Carfilzomib Versus Bortezomib in Relapsed or Refractory Multiple Myeloma
Based on the interim overall survival analysis of the phase III ENDEAVOR trial, the proteasome inhibitor carfilzomib provided a “clinically meaningful” reduction in the risk of death compared with bortezomib. Meletios A. Dimopoulous, MD, of the National and Kapodistrian University of Athens, and colleagues reported in The Lancet Oncology: “To our knowledge, carfilzomib is the first and only multiple myeloma treatment that extends overall survival in the relapsed setting over the current standard of care.”
Of the 1096 patients assessed for eligibility, 929 received treatment: half with carfilzomib, and half with bortezomib. The median overall survival was 47.6 months for the carfilzomib group and 40.0 months for the bortezomib group. Treatment-related deaths occurred in 1% of patients in the carfilzomib group and < 1% of patients in the bortezomib group.

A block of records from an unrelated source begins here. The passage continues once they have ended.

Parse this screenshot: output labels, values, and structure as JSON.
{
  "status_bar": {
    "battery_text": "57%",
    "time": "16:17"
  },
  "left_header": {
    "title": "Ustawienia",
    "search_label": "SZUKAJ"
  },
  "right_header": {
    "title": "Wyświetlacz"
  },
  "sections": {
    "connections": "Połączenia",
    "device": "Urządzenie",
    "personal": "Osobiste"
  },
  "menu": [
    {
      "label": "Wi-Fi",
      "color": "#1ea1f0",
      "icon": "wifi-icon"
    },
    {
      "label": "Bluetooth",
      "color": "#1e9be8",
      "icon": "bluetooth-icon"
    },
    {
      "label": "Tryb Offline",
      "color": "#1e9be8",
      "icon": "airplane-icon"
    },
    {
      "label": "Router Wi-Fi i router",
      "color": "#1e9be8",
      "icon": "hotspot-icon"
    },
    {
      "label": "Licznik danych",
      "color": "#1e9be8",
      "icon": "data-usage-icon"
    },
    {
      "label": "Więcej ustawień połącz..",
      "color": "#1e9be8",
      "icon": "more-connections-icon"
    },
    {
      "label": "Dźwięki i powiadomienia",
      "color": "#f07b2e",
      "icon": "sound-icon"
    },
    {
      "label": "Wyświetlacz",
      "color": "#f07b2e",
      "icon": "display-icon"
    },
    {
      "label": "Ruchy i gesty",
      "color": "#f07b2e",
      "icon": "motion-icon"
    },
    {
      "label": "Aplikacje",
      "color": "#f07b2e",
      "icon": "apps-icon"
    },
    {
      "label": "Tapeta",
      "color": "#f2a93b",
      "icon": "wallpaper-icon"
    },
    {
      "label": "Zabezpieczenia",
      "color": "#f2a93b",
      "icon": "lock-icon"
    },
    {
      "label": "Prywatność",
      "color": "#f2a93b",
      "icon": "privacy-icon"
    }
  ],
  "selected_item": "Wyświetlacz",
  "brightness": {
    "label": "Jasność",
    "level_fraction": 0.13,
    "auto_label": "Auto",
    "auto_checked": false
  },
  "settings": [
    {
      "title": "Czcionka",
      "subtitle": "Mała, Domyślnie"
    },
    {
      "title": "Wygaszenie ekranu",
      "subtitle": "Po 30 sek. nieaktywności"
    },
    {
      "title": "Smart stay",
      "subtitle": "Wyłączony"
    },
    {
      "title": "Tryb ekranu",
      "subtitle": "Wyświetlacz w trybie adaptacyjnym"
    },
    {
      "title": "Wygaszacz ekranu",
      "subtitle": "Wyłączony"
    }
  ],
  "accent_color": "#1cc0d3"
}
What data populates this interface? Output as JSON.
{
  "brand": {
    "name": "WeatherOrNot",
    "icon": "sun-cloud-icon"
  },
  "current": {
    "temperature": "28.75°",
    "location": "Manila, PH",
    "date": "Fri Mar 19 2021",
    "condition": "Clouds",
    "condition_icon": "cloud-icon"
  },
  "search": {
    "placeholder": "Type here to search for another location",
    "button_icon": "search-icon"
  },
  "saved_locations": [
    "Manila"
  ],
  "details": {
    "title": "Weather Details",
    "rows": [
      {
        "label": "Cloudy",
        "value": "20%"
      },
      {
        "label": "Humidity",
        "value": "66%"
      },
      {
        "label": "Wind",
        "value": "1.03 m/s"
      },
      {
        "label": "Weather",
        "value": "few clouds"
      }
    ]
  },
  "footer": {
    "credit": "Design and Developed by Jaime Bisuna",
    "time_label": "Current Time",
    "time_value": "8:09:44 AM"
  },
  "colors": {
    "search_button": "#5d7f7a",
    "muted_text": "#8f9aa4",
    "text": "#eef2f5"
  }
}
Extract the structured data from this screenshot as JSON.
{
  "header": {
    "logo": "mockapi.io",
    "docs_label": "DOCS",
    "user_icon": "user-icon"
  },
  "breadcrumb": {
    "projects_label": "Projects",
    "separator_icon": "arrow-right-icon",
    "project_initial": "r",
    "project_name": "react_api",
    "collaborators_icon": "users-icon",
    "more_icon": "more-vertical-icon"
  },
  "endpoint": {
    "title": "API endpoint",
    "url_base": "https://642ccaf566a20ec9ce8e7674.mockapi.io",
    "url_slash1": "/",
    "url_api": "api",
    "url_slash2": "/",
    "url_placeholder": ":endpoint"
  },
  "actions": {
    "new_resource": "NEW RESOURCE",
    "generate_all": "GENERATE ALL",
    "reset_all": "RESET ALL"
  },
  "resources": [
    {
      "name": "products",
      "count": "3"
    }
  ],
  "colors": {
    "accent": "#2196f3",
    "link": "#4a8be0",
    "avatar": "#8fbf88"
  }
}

Grade 3 or worse adverse events were reported in 81% of those treated with carfilzomib and 71% of those treated with bortezomib. Serious adverse events were experienced by 59% of patients in the carfilzomib group and 40% of patients in the bortezomib group. Anemia, hypertension, pneumonia, thrombocytopenia, fatigue, dyspnea, increased lymphocyte count, diarrhea, and peripheral neuropathy were the most frequent grade 3 or worse adverse events.